Gesundheitsminister Jansen war es, der in die Krankenhausplanung den Begriff der Effizienz eingeführt hat. Wir waren in Schleswig-Holstein über lange Zeit federführend. Die folgende Optimierung führte aber im Ergebnis zu den niedrigsten Basisfallwerten, weil Verschwenden im Ergebnis offensichtlich mehr Bedarf zum Ausdruck bringt. Das wollte Ministerin Trauernicht schließlich wieder geradebiegen. Ein Oppositionsabgeordneter wollte die damalige Ministerin Trauernicht 2008 sogar zum Jagen tragen. Aber diese Einladung kam zu spät; denn sie hatte bereits 14 Tage zuvor in der Gesundheitsministerkonferenz im Schloss Plön den einstimmigen Beschluss für einen bundeseinheitlichen Basisfallwert ab 2015 erkämpft.

Diese Errungenschaft hat dann Schwarz-Gelb unter Führung ihrer FDP-Minister wieder gekippt und preist nun gar einen Rettungskorridor an. Das klingt zwar tröstlich, nur stehen wir in dem Korridor mit anderen sparsamen Ländern gemeinsam hinten, weit weg von den Schatzkammern höherer Basisfallwerte, in denen sich andere Länder weiterhin bedienen können. Das ist auch in einem begrenzten Raum weiterhin ungerecht. Ein Vorteil dieser einseitigen Verknappung ist weder für die Versicherten noch für die Bediensteten erkennbar. Wem, bitteschön, sollte eine drohende Insolvenzspirale auch nutzen?

Was das für unseren einzigen Maximalversorger bedeutet, ist klar: Wenn das UKSH mit der jetzigen Ausstattung und dem jetzigen Umfang allein stehen würde, hätte es 85 Millionen € mehr in der Kasse. Allein das ist schon ein Indiz dafür, wie man einen

Maximalversorger sturmreif bekommt. - Das alles zulasten der Mitarbeiterinnen und Mitarbeiter und zulasten der Infrastruktur. Die Privatisierung gibt der qualifizierten Versorgung und Ausbildung dann vielleicht noch den Rest. Das ist ein Rückschritt, meine Damen und Herren!

(Beifall bei SPD und der LINKEN)

Aber der über die Löhne und Gehälter ausgetragene Dumpingwettbewerb ist als marktliberales Element ja gerade gewollt. Wir, die SPD-Fraktion, sagen: Das ist unsolidarisch, es ist auf Dauer teuer, und es ist hochgefährlich für unsere Haushalte im Lande und letztlich für den sozialen Frieden.

(Beifall bei SPD und BÜNDNIS 90/DIE GRÜNEN)

Wir wollen statt eines ruinösen Preiswettbewerbs einen zielführenden Qualitätswettbewerb mit kostendämpfender Nachhaltigkeit.

Meine Damen und Herren von den regierungstragenden Fraktionen, für viele Beschäftigte ist es schon jetzt fünf nach zwölf. Sie leiden unter den zunehmenden psychischen und physischen Belastungen in der stationären Arbeit derart, dass sie den Anforderungen ihres schweren Berufes oft kaum noch gerecht werden können.
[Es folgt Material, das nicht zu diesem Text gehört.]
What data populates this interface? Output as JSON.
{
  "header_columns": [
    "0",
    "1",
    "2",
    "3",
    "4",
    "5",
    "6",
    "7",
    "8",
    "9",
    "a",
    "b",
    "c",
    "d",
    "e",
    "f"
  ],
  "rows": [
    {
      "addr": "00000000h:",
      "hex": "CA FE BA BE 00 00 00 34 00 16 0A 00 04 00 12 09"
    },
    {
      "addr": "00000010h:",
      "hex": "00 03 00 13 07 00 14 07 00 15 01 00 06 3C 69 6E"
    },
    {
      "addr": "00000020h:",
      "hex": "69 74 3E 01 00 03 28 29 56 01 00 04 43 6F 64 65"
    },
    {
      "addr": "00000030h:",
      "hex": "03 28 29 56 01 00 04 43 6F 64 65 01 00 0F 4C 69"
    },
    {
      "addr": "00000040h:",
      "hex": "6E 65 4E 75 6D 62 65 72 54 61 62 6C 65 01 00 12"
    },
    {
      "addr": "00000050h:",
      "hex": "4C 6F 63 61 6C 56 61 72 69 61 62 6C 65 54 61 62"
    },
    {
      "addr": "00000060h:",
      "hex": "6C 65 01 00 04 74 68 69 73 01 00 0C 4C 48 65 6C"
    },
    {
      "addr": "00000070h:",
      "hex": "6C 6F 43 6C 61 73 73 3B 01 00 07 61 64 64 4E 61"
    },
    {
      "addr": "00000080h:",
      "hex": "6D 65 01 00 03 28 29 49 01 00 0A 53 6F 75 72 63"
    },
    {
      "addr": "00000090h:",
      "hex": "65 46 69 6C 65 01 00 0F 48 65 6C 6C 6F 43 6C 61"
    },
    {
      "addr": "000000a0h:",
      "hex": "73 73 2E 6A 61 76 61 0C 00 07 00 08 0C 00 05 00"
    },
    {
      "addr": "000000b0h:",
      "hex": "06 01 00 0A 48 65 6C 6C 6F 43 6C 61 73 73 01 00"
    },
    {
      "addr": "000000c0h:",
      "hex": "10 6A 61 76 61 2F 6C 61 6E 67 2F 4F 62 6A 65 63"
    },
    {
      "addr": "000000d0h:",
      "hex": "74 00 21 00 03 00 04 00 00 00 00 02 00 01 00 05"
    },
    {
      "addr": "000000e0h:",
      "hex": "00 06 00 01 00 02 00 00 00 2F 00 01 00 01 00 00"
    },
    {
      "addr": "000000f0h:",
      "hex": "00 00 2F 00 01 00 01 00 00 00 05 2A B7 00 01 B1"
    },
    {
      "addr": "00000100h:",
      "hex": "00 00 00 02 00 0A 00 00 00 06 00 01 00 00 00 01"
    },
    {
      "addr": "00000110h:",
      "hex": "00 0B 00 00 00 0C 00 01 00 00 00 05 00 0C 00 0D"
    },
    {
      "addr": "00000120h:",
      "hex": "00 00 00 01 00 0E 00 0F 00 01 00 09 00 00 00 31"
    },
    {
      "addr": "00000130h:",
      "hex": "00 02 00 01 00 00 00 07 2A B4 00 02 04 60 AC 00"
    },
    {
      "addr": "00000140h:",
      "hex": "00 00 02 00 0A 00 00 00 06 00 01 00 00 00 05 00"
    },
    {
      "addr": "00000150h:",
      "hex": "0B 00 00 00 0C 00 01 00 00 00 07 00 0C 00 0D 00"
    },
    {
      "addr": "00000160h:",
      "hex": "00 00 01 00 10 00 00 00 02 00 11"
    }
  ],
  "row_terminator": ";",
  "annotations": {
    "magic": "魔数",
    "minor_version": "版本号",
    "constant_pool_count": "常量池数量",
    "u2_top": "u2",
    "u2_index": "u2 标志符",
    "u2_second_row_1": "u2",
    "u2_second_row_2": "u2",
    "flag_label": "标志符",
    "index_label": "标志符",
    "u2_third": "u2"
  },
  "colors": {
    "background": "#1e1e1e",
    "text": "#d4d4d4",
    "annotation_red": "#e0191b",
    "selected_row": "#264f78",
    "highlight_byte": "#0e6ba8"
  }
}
Fragen Sie die Beschäftigten. Besuchen Sie zum Beispiel die Pflegekräfte am Arbeitsplatz. Das haben wir getan. Die SPD-Fraktion hat im Juni ein Pflegepraktikum durchgeführt. Machen Sie es wie wir, hören und sehen Sie gut zu. Wir haben deutlich vor Augen geführt bekommen, was Pflegearbeit bedeutet. Schließen Sie sich uns an und sehen Sie sich durch die Brille der Beschäftigten und der Patientinnen und Patienten die stationären Arbeitsbedingungen an. Wir haben das getan, und wir sind entsetzt, meine Damen und Herren.